Friedman suggested a more applicable approach: let government enforce anti-trust laws, but measures need to be taken to prevent the creation of an even worse form of monopoly, government monopoly. This approach is much more relevant to today's society. While we may disagree on the optimal degree of government intervention, this system, having existed for decades, has delivered so much freedom both economically and politically, and does not have the negative consequences mentioned by Rand of developing into an ever increasing statism (Rand, 1967).

In conclusion, Rand and Friedman both see capitalism as a social system based on individual freedom and private ownership, but they derived the characteristics of capitalism from two different perspectives: Rand sees capitalism as a means to promote individualism whereas Friedman sees capitalism as a means to coordinate social-economic activities and protect political freedom.
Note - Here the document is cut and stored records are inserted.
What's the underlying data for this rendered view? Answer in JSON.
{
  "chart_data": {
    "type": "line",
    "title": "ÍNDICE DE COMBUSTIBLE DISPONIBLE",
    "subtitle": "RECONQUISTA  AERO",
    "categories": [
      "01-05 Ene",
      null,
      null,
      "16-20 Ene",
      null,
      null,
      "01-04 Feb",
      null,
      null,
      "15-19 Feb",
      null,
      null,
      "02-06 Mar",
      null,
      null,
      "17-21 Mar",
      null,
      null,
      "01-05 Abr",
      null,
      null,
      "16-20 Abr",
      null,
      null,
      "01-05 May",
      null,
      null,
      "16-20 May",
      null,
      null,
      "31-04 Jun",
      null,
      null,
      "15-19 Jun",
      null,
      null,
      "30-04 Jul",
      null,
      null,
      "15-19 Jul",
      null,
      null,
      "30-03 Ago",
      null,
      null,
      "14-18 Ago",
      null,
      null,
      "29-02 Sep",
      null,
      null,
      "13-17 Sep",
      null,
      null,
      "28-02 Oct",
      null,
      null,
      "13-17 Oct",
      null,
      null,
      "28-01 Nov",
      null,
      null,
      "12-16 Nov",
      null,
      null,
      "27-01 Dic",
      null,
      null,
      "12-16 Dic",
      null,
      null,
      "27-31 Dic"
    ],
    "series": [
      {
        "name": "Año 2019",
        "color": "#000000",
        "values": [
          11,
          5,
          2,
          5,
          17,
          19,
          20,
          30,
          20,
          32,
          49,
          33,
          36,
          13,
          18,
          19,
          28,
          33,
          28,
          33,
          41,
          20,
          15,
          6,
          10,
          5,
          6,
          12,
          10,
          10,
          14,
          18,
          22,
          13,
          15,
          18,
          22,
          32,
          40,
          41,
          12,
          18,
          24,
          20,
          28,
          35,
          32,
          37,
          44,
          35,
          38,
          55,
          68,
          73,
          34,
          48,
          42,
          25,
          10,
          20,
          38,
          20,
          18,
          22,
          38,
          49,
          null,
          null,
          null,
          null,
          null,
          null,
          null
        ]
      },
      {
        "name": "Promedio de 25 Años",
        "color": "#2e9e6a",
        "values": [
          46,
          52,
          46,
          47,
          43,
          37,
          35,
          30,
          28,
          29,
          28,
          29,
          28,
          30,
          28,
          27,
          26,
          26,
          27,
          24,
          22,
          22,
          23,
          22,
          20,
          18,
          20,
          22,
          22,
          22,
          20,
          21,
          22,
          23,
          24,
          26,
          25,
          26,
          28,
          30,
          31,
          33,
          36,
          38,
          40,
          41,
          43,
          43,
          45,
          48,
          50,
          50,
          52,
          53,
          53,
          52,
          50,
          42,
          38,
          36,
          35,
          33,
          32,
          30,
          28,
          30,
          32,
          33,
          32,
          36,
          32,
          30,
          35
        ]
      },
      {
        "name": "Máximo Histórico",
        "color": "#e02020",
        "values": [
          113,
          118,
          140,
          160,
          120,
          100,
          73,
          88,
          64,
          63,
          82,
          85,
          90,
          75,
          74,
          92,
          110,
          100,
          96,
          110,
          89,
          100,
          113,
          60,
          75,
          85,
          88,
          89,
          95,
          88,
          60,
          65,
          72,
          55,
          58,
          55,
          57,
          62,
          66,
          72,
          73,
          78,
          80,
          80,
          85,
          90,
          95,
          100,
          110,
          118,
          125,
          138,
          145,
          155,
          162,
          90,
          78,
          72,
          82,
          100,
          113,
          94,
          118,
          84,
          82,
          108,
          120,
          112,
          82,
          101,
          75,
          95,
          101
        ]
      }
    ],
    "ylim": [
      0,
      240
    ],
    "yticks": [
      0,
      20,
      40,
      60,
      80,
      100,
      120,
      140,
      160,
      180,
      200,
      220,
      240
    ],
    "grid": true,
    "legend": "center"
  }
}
This distinction is reflected in their different notions of property right, and their different methodological focuses: Rand focuses on morality whereas Friedman focuses on practicality. The result is that Friedman's theory is more relevant to our society and Rand's view may be too idealistic to be applied in the real world.

Reference:
1. Rand, A. (1967). Capitalism: The Unknown Ideal. New American Library.
2. Friedman, M. (1962). Capitalism and Freedom. University of Chicago Press.
3. Rand, A. (1943). Fountainhead. Bobbs Merrill.